The latest PPAC layout has the DS1307 on the right side, with the battery holder on the bottom and interrupt going to A3; I would have tested the schematic on a breadboard tonight but I can't find any 10K resistors. I added an I2C EEPROM too (or, at least a socket for one-- I don't have the little sucker yet) for program settings, maybe a log of wake up times, and relief for the ATmega's built-in EEPROM.

Not to whine, but I'm getting impatient with EAGLE's autorouting for 1-layer boards-- I can usually find a route for the missed connections, and it's annoying to have to push around so many traces to fit them in. This board layout was routed completely by hand after EAGLE kept leaving at least four air wires. It might work as-is, or I may spread into the unused areas and widen the traces. Must resist the temptation to just etch it and build it before breadboarding the whole thing-- I want to have the program ready for this specific circuit, since I shuffled some pins around on the EAGLE layout after converting it from my previous working breadboard circuit.

Wednesday, April 8, 2009

Prioritizing Projects

Too many parts and projects lying around-- need to nail down an order and finish something soon!

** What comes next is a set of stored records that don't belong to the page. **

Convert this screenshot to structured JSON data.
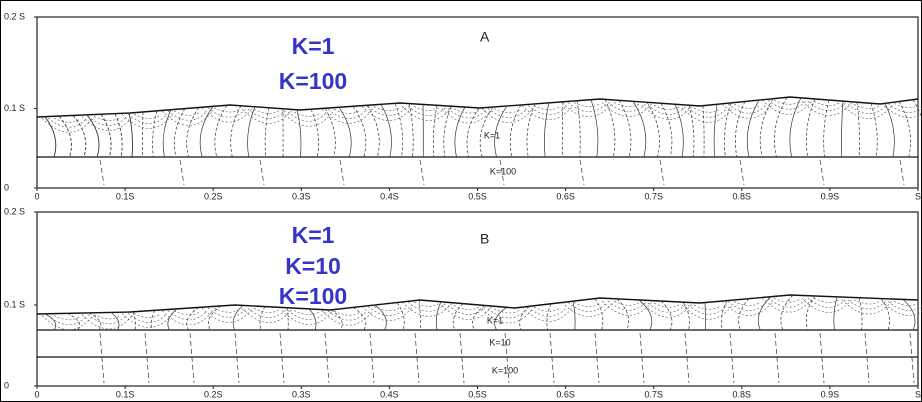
{
  "panels": [
    {
      "label": "A",
      "y_axis": [
        "0.2 S",
        "0.1 S",
        "0"
      ],
      "x_axis": [
        "0",
        "0.1S",
        "0.2S",
        "0.3S",
        "0.4S",
        "0.5S",
        "0.6S",
        "0.7S",
        "0.8S",
        "0.9S",
        "S"
      ],
      "layers": [
        "K=1",
        "K=100"
      ],
      "annotations": [
        "K=1",
        "K=100"
      ]
    },
    {
      "label": "B",
      "y_axis": [
        "0.2 S",
        "0.1 S",
        "0"
      ],
      "x_axis": [
        "0",
        "0.1S",
        "0.2S",
        "0.3S",
        "0.4S",
        "0.5S",
        "0.6S",
        "0.7S",
        "0.8S",
        "0.9S",
        "S"
      ],
      "layers": [
        "K=1",
        "K=10",
        "K=100"
      ],
      "annotations": [
        "K=1",
        "K=10",
        "K=100"
      ]
    }
  ]
}
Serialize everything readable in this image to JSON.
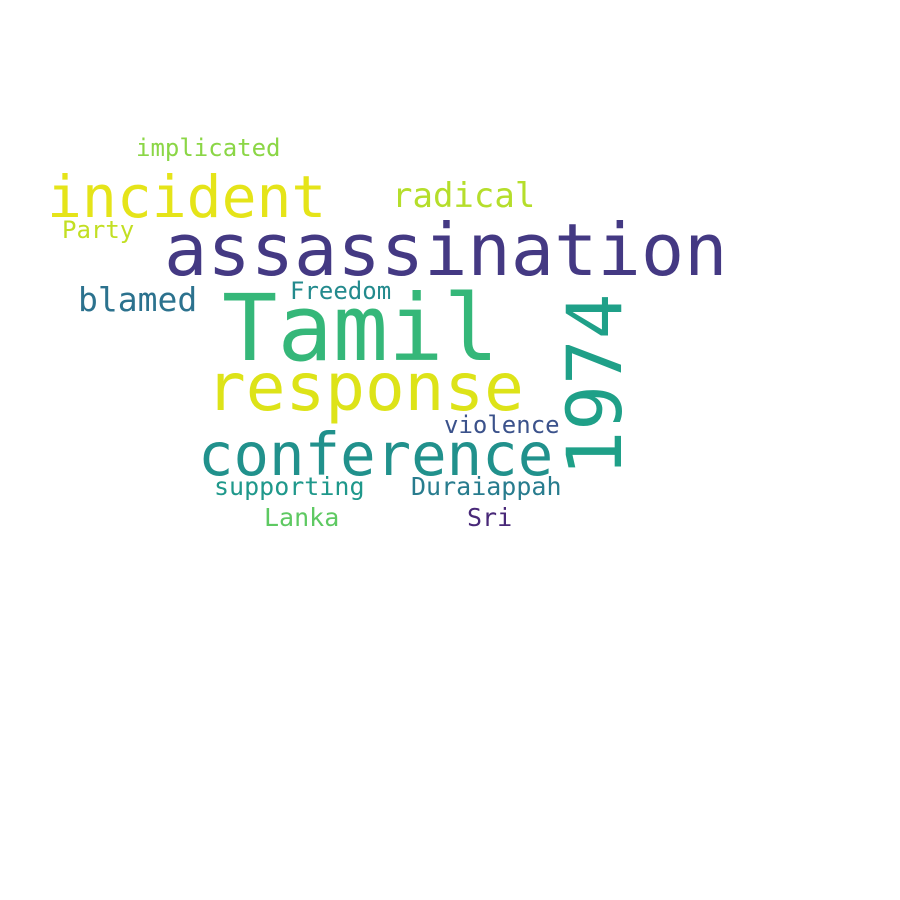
{
  "words": {
    "tamil": {
      "text": "Tamil",
      "color": "#35b779"
    },
    "assassination": {
      "text": "assassination",
      "color": "#443983"
    },
    "response": {
      "text": "response",
      "color": "#dde318"
    },
    "conference": {
      "text": "conference",
      "color": "#21918c"
    },
    "year": {
      "text": "1974",
      "color": "#1fa088"
    },
    "incident": {
      "text": "incident",
      "color": "#e5e419"
    },
    "radical": {
      "text": "radical",
      "color": "#b5de2b"
    },
    "blamed": {
      "text": "blamed",
      "color": "#2c728e"
    },
    "implicated": {
      "text": "implicated",
      "color": "#8bd646"
    },
    "party": {
      "text": "Party",
      "color": "#c2df23"
    },
    "freedom": {
      "text": "Freedom",
      "color": "#238a8d"
    },
    "violence": {
      "text": "violence",
      "color": "#3b528b"
    },
    "supporting": {
      "text": "supporting",
      "color": "#1f988b"
    },
    "duraiappah": {
      "text": "Duraiappah",
      "color": "#287c8e"
    },
    "lanka": {
      "text": "Lanka",
      "color": "#5ec962"
    },
    "sri": {
      "text": "Sri",
      "color": "#482878"
    }
  }
}
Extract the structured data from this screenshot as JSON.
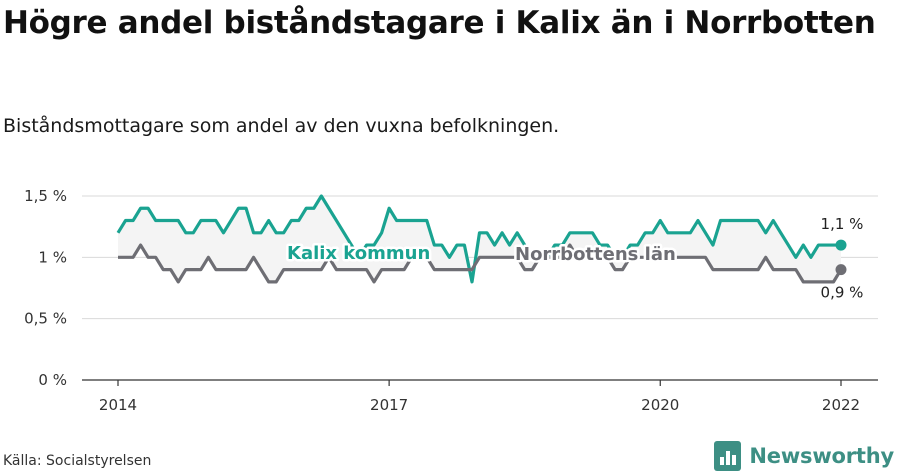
{
  "title": "Högre andel biståndstagare i Kalix än i Norrbotten",
  "subtitle": "Biståndsmottagare som andel av den vuxna befolkningen.",
  "source": "Källa: Socialstyrelsen",
  "brand": "Newsworthy",
  "colors": {
    "kalix": "#1aa391",
    "norrbotten": "#6e6e74",
    "band": "#f4f4f4",
    "grid": "#d9d9d9",
    "brand": "#3d8f84"
  },
  "chart_data": {
    "type": "line",
    "ylim": [
      0,
      1.5
    ],
    "yticks": [
      {
        "value": 0,
        "label": "0 %"
      },
      {
        "value": 0.5,
        "label": "0,5 %"
      },
      {
        "value": 1,
        "label": "1 %"
      },
      {
        "value": 1.5,
        "label": "1,5 %"
      }
    ],
    "xlim": [
      2014,
      2022
    ],
    "xticks": [
      {
        "value": 2014,
        "label": "2014"
      },
      {
        "value": 2017,
        "label": "2017"
      },
      {
        "value": 2020,
        "label": "2020"
      },
      {
        "value": 2022,
        "label": "2022"
      }
    ],
    "series": [
      {
        "name": "Kalix kommun",
        "key": "kalix",
        "end_label": "1,1 %",
        "points": [
          [
            2014.0,
            1.2
          ],
          [
            2014.083,
            1.3
          ],
          [
            2014.167,
            1.3
          ],
          [
            2014.25,
            1.4
          ],
          [
            2014.333,
            1.4
          ],
          [
            2014.417,
            1.3
          ],
          [
            2014.5,
            1.3
          ],
          [
            2014.583,
            1.3
          ],
          [
            2014.667,
            1.3
          ],
          [
            2014.75,
            1.2
          ],
          [
            2014.833,
            1.2
          ],
          [
            2014.917,
            1.3
          ],
          [
            2015.0,
            1.3
          ],
          [
            2015.083,
            1.3
          ],
          [
            2015.167,
            1.2
          ],
          [
            2015.25,
            1.3
          ],
          [
            2015.333,
            1.4
          ],
          [
            2015.417,
            1.4
          ],
          [
            2015.5,
            1.2
          ],
          [
            2015.583,
            1.2
          ],
          [
            2015.667,
            1.3
          ],
          [
            2015.75,
            1.2
          ],
          [
            2015.833,
            1.2
          ],
          [
            2015.917,
            1.3
          ],
          [
            2016.0,
            1.3
          ],
          [
            2016.083,
            1.4
          ],
          [
            2016.167,
            1.4
          ],
          [
            2016.25,
            1.5
          ],
          [
            2016.333,
            1.4
          ],
          [
            2016.417,
            1.3
          ],
          [
            2016.5,
            1.2
          ],
          [
            2016.583,
            1.1
          ],
          [
            2016.667,
            1.0
          ],
          [
            2016.75,
            1.1
          ],
          [
            2016.833,
            1.1
          ],
          [
            2016.917,
            1.2
          ],
          [
            2017.0,
            1.4
          ],
          [
            2017.083,
            1.3
          ],
          [
            2017.167,
            1.3
          ],
          [
            2017.25,
            1.3
          ],
          [
            2017.333,
            1.3
          ],
          [
            2017.417,
            1.3
          ],
          [
            2017.5,
            1.1
          ],
          [
            2017.583,
            1.1
          ],
          [
            2017.667,
            1.0
          ],
          [
            2017.75,
            1.1
          ],
          [
            2017.833,
            1.1
          ],
          [
            2017.917,
            0.8
          ],
          [
            2018.0,
            1.2
          ],
          [
            2018.083,
            1.2
          ],
          [
            2018.167,
            1.1
          ],
          [
            2018.25,
            1.2
          ],
          [
            2018.333,
            1.1
          ],
          [
            2018.417,
            1.2
          ],
          [
            2018.5,
            1.1
          ],
          [
            2018.583,
            1.0
          ],
          [
            2018.667,
            1.0
          ],
          [
            2018.75,
            1.0
          ],
          [
            2018.833,
            1.1
          ],
          [
            2018.917,
            1.1
          ],
          [
            2019.0,
            1.2
          ],
          [
            2019.083,
            1.2
          ],
          [
            2019.167,
            1.2
          ],
          [
            2019.25,
            1.2
          ],
          [
            2019.333,
            1.1
          ],
          [
            2019.417,
            1.1
          ],
          [
            2019.5,
            1.0
          ],
          [
            2019.583,
            1.0
          ],
          [
            2019.667,
            1.1
          ],
          [
            2019.75,
            1.1
          ],
          [
            2019.833,
            1.2
          ],
          [
            2019.917,
            1.2
          ],
          [
            2020.0,
            1.3
          ],
          [
            2020.083,
            1.2
          ],
          [
            2020.167,
            1.2
          ],
          [
            2020.25,
            1.2
          ],
          [
            2020.333,
            1.2
          ],
          [
            2020.417,
            1.3
          ],
          [
            2020.5,
            1.2
          ],
          [
            2020.583,
            1.1
          ],
          [
            2020.667,
            1.3
          ],
          [
            2020.75,
            1.3
          ],
          [
            2020.833,
            1.3
          ],
          [
            2020.917,
            1.3
          ],
          [
            2021.0,
            1.3
          ],
          [
            2021.083,
            1.3
          ],
          [
            2021.167,
            1.2
          ],
          [
            2021.25,
            1.3
          ],
          [
            2021.333,
            1.2
          ],
          [
            2021.417,
            1.1
          ],
          [
            2021.5,
            1.0
          ],
          [
            2021.583,
            1.1
          ],
          [
            2021.667,
            1.0
          ],
          [
            2021.75,
            1.1
          ],
          [
            2021.833,
            1.1
          ],
          [
            2021.917,
            1.1
          ],
          [
            2022.0,
            1.1
          ]
        ]
      },
      {
        "name": "Norrbottens län",
        "key": "norrbotten",
        "end_label": "0,9 %",
        "points": [
          [
            2014.0,
            1.0
          ],
          [
            2014.083,
            1.0
          ],
          [
            2014.167,
            1.0
          ],
          [
            2014.25,
            1.1
          ],
          [
            2014.333,
            1.0
          ],
          [
            2014.417,
            1.0
          ],
          [
            2014.5,
            0.9
          ],
          [
            2014.583,
            0.9
          ],
          [
            2014.667,
            0.8
          ],
          [
            2014.75,
            0.9
          ],
          [
            2014.833,
            0.9
          ],
          [
            2014.917,
            0.9
          ],
          [
            2015.0,
            1.0
          ],
          [
            2015.083,
            0.9
          ],
          [
            2015.167,
            0.9
          ],
          [
            2015.25,
            0.9
          ],
          [
            2015.333,
            0.9
          ],
          [
            2015.417,
            0.9
          ],
          [
            2015.5,
            1.0
          ],
          [
            2015.583,
            0.9
          ],
          [
            2015.667,
            0.8
          ],
          [
            2015.75,
            0.8
          ],
          [
            2015.833,
            0.9
          ],
          [
            2015.917,
            0.9
          ],
          [
            2016.0,
            0.9
          ],
          [
            2016.083,
            0.9
          ],
          [
            2016.167,
            0.9
          ],
          [
            2016.25,
            0.9
          ],
          [
            2016.333,
            1.0
          ],
          [
            2016.417,
            0.9
          ],
          [
            2016.5,
            0.9
          ],
          [
            2016.583,
            0.9
          ],
          [
            2016.667,
            0.9
          ],
          [
            2016.75,
            0.9
          ],
          [
            2016.833,
            0.8
          ],
          [
            2016.917,
            0.9
          ],
          [
            2017.0,
            0.9
          ],
          [
            2017.083,
            0.9
          ],
          [
            2017.167,
            0.9
          ],
          [
            2017.25,
            1.0
          ],
          [
            2017.333,
            1.0
          ],
          [
            2017.417,
            1.0
          ],
          [
            2017.5,
            0.9
          ],
          [
            2017.583,
            0.9
          ],
          [
            2017.667,
            0.9
          ],
          [
            2017.75,
            0.9
          ],
          [
            2017.833,
            0.9
          ],
          [
            2017.917,
            0.9
          ],
          [
            2018.0,
            1.0
          ],
          [
            2018.083,
            1.0
          ],
          [
            2018.167,
            1.0
          ],
          [
            2018.25,
            1.0
          ],
          [
            2018.333,
            1.0
          ],
          [
            2018.417,
            1.0
          ],
          [
            2018.5,
            0.9
          ],
          [
            2018.583,
            0.9
          ],
          [
            2018.667,
            1.0
          ],
          [
            2018.75,
            1.0
          ],
          [
            2018.833,
            1.0
          ],
          [
            2018.917,
            1.0
          ],
          [
            2019.0,
            1.1
          ],
          [
            2019.083,
            1.0
          ],
          [
            2019.167,
            1.0
          ],
          [
            2019.25,
            1.0
          ],
          [
            2019.333,
            1.0
          ],
          [
            2019.417,
            1.0
          ],
          [
            2019.5,
            0.9
          ],
          [
            2019.583,
            0.9
          ],
          [
            2019.667,
            1.0
          ],
          [
            2019.75,
            1.0
          ],
          [
            2019.833,
            1.0
          ],
          [
            2019.917,
            1.0
          ],
          [
            2020.0,
            1.0
          ],
          [
            2020.083,
            1.0
          ],
          [
            2020.167,
            1.0
          ],
          [
            2020.25,
            1.0
          ],
          [
            2020.333,
            1.0
          ],
          [
            2020.417,
            1.0
          ],
          [
            2020.5,
            1.0
          ],
          [
            2020.583,
            0.9
          ],
          [
            2020.667,
            0.9
          ],
          [
            2020.75,
            0.9
          ],
          [
            2020.833,
            0.9
          ],
          [
            2020.917,
            0.9
          ],
          [
            2021.0,
            0.9
          ],
          [
            2021.083,
            0.9
          ],
          [
            2021.167,
            1.0
          ],
          [
            2021.25,
            0.9
          ],
          [
            2021.333,
            0.9
          ],
          [
            2021.417,
            0.9
          ],
          [
            2021.5,
            0.9
          ],
          [
            2021.583,
            0.8
          ],
          [
            2021.667,
            0.8
          ],
          [
            2021.75,
            0.8
          ],
          [
            2021.833,
            0.8
          ],
          [
            2021.917,
            0.8
          ],
          [
            2022.0,
            0.9
          ]
        ]
      }
    ]
  }
}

PPAC should be the first priority-- I've gotten it to work, but attempts at packaging it have been held up by the fact that I'm still not sure about UI and whether I even want to use high pressure air or a pump. Would be great for a contest, but not unless it's (1) done and (2) demonstrated through video. First-things-first time:

  • EAGLE: set up with display, jog/shuttle, RTC, buttons, switch, power, and output. Don't worry about whether output is to relays or oo's,
  • Arduino: get a good program working on the breadboarded circuit,
  • Figure out best fill/empty plan,
  • THEN start laying it out in 3D for the final build.

Next up (while figuring out ppac fill/empty plan) is a working growduino with relays, no sensing, no logging, and no solar-- don't try everything at once! Better to get something growing.

The invervalometer is so close, but needs:

  • To be reeled back to the breadboard after the stuffing problem-- Arduino OK?!
  • Panasonic-capable trigger,
  • Serious power system consideration.

The mutetater should be a simple build:

  • Limit to Sony since that's easy to read, and I have Samid's old Sony TV,
  • Breadboard > potato should be simple using a dorkboard with female header pins.